Growth Strategies

How Does the EEOC Fare in the Discrimination Wars?

The EEOC just passed a milestone, but we're still striving for workplace equality.
Magazine Contributor
2 min read

This story appears in the June 2006 issue of Entrepreneur. Subscribe »

The Equal Employment Opportunities Commission recently rounded out its 40th year. Just how much progress have employers made in battling discrimination? U.S. companies have come a long way, but they've still got a ways to go. Formal EEOC discrimination complaints dropped almost 5 percent between 2004 and 2005, but a recent Gallup survey concluded 15 percent of all workers have faced discrimination in the workplace; sex bias and race and age discrimination were most common.

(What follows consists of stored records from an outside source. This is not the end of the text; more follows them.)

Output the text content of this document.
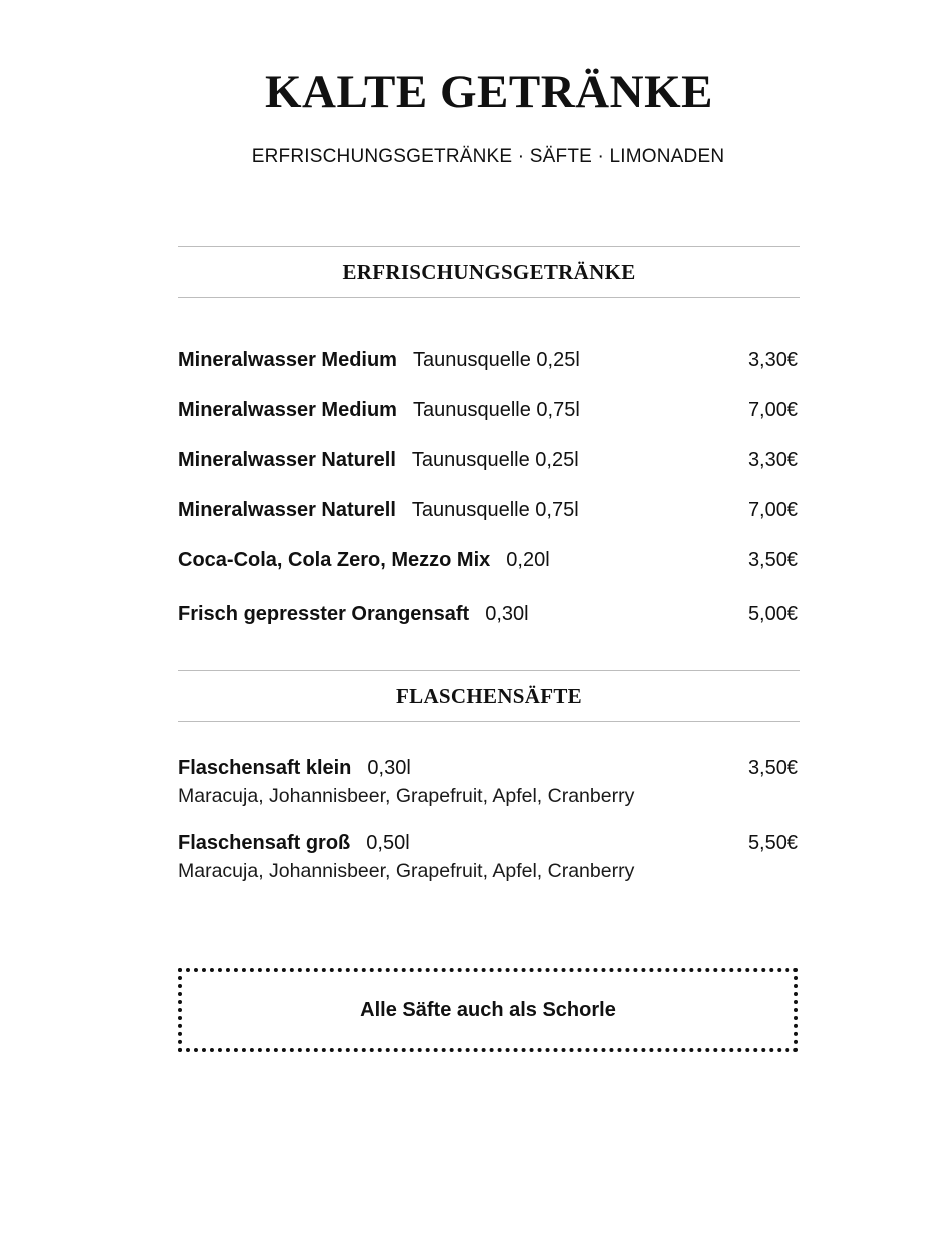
KALTE GETRÄNKE
ERFRISCHUNGSGETRÄNKE · SÄFTE · LIMONADEN
ERFRISCHUNGSGETRÄNKE
Mineralwasser Medium Taunusquelle 0,25l	3,30€
Mineralwasser Medium Taunusquelle 0,75l	7,00€
Mineralwasser Naturell Taunusquelle 0,25l	3,30€
Mineralwasser Naturell Taunusquelle 0,75l	7,00€
Coca-Cola, Cola Zero, Mezzo Mix 0,20l	3,50€
Frisch gepresster Orangensaft 0,30l	5,00€
FLASCHENSÄFTE
Flaschensaft klein 0,30l	3,50€
Maracuja, Johannisbeer, Grapefruit, Apfel, Cranberry
Flaschensaft groß 0,50l	5,50€
Maracuja, Johannisbeer, Grapefruit, Apfel, Cranberry
Alle Säfte auch als Schorle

Asian workers cited the most discrimination but also tended to file fewer discrimination complaints than other ethnic groups. One factor behind this could be that Asian-Americans tend to live in areas where they're the only minority in many business settings. "Therefore, some may have more reluctance to challenge the majority," says John Fuller, founder of Decisive Solutions, a Fairfax, Virginia, firm that conducts independent EEO investigations and training. In addition, "There are many studies which show that Asian cultures with imbedded Confucian values do not feel comfortable confronting others, no matter how stressful the situation."

Employers fare much better with issues of equal pay and educating their work forces about race and age discrimination, but retaliation--when an employee is fired or isn't promoted for filing a discrimination complaint--and pregnancy discrimination are problem areas for employers. The EEOC received 4,400 pregnancy discrimination and 22,000 retaliation complaints last year, and these numbers may not include complaints filed with local and state employment commissions.

More diversity in the work force is creating fresh tensions, too. New research by Christine Riordan, associate dean of the Neeley School of Business at Texas Christian University in Fort Worth, Texas, reveals greater perceptions of discrimination when a white worker has a black boss, and vice versa. "People paired with a racially different supervisor felt stronger discrimi-nation in general," she says. "And [they] also felt less support from their supervisors." In fact, whites working for black supervisors perceived the most discrimination.

Employers face emerging challenges, including a growing number of har-assment cases reported by teenage employees, Baby Boomer age discrimination, and the return of disabled workers to the work force thanks to technology. Unfortunately, discrimination will probably never go away, but entrepreneurs can do their part to create a model workplace. "As long as we have conflicts in this world," says Fuller, "there's going to be some kind of discrimination."